Thésée en profita pour appeler Spéciae pour la rassurer et narrer ses exploits. Hélas, elle ne répondait pas. Il se contenta de laisser un message.
Personne ne voulut dormir cette nuit-là. Les rescapés restèrent ensemble durant toute la soirée. Refusant de laisser la morosité se diffuser dans le dortoir, Fanny mit de la musique et entama quelques pas de danses. Aaron la rejoignit d’un saut, suivit par Elvis, Alevina, et même, pour le plus grand étonnement de tous, par Samuel dont le manque de souplesse rappelait un robot désarticulé. Thésée n’était pas non plus à son aise quand il s’agissait de danser, son déhanché était plutôt rigide. Mais ce soir-là, il s’en moquait.
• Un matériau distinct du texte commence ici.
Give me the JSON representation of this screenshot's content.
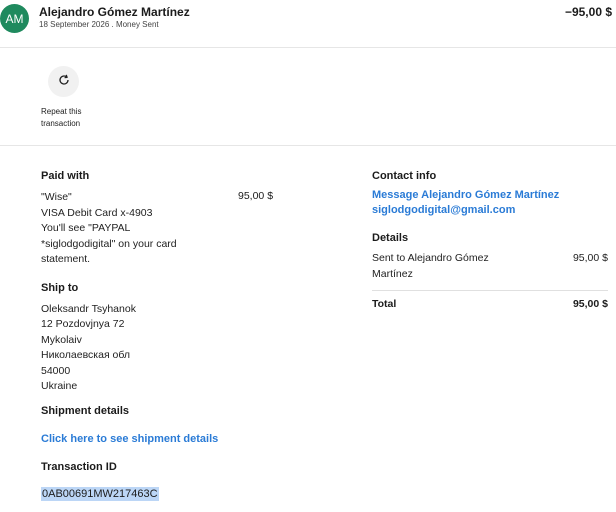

Les génius aussi dansaient. Comme le serpent de Fanny, tous se trémoussaient, sautillaient, se tortillaient en chantant à tue-tête. Thésée, harassé, finit par fermer les yeux et laissa la musique vibrer dans chacune de ses fibres. Il bascula sur un canapé, et, sans s’en rendre compte, il s’endormit. Les cris de joie de ses amis se mêlaient à ses songes. Ils étaient vivants, c’est tout ce qui comptait.